Before Paris became the world capital of the arts, young painters and sculptors flocked to Rome to complete their training. Luckily, ARTKABINETT social network for collectors enjoys visiting all the savvy spots where fine art is created. "Nature et Ideal," a sumptuous exhibition at the Grand Palais in Paris, focuses on the first half of the 17th century when Rome was the center of a new trend -- landscape painting.
Landscape as an independent genre had emerged previously, yet it was only around 1600 that it became fashionable.
Two schools vied for the new market: Flemish and Dutch painters supplied collectors with realistic pictures whereas Rome was the place for those who preferred decorative, idealized landscapes inspired by the Italian countryside.

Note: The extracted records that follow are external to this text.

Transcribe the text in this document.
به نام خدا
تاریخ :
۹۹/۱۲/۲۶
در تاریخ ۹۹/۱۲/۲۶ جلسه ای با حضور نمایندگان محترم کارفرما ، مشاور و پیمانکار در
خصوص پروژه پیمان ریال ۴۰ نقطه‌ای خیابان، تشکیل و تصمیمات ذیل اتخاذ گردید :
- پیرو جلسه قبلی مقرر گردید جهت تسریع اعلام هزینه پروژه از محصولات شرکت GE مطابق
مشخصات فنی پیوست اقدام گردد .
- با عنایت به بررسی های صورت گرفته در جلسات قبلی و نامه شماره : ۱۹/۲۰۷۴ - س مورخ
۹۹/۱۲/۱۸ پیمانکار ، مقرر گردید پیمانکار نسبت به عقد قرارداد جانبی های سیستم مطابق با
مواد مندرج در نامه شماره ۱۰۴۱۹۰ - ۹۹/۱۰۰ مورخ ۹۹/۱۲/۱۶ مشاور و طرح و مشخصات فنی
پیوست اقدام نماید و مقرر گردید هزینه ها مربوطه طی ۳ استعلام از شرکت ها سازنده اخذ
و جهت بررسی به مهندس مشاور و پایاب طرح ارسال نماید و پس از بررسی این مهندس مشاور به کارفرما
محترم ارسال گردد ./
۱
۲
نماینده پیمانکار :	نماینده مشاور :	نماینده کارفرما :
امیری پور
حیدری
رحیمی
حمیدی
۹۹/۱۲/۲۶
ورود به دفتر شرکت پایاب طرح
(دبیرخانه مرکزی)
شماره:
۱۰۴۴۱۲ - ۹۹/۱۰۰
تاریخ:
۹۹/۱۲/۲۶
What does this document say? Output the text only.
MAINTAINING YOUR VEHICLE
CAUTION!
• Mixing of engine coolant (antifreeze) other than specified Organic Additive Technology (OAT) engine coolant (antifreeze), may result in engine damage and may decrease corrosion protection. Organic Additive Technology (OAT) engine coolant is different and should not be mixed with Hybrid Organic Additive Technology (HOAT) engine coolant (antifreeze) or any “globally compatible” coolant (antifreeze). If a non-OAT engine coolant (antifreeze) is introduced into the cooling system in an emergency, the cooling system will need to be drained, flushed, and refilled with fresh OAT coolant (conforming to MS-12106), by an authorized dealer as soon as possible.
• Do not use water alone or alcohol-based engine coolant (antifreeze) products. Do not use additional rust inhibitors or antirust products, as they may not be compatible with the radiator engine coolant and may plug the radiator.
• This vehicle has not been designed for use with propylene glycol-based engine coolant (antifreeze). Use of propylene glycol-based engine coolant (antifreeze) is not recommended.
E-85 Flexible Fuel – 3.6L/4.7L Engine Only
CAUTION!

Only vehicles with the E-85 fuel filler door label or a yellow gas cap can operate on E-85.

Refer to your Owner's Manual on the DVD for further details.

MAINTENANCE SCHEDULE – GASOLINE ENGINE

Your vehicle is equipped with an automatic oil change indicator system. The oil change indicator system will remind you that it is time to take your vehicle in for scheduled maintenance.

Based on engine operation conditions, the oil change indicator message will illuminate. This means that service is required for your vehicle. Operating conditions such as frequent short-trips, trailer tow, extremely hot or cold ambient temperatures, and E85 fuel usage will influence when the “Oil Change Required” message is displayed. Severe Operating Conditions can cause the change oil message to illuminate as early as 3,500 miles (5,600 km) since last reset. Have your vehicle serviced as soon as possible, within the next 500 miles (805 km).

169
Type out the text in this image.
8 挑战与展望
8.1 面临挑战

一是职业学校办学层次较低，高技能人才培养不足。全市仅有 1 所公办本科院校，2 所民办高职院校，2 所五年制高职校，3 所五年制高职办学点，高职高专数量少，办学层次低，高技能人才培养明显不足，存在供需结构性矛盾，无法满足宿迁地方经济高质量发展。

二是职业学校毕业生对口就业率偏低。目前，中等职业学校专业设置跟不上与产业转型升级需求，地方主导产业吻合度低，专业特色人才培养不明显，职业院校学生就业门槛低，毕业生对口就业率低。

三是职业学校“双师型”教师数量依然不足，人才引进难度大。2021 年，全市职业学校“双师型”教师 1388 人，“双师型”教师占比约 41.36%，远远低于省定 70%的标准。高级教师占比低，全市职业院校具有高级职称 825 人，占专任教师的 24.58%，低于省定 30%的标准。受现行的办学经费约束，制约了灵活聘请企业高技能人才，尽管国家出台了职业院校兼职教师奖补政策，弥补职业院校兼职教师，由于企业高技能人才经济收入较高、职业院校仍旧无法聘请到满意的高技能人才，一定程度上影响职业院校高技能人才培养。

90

Only half of the 34 artists at the Grand Palais show, which features 80 paintings and some 30 drawings, are Italian. The rest came from Germany, Flanders, Holland and Spain. The two stars, Nicolas Poussin (1594-1665) and Claude Gellee (1600- 1682), better known as Claude Lorrain (artwork shown left), the man from Lorraine, were French.
The show starts with a delicious riverscape by Annibale Carracci (1560-1609). His "Flight Into Egypt," (pictured right) another of his famous canvases, though in the catalog, was prevented from leaving Italy at the last moment because of quarrels among heirs of the Doria Pamphilj family.
As it happens, Carracci's masterpiece, the frescoes at the French embassy in Rome, the Palazzo Farnese, are, for the first time in history, open to the public (through April 27).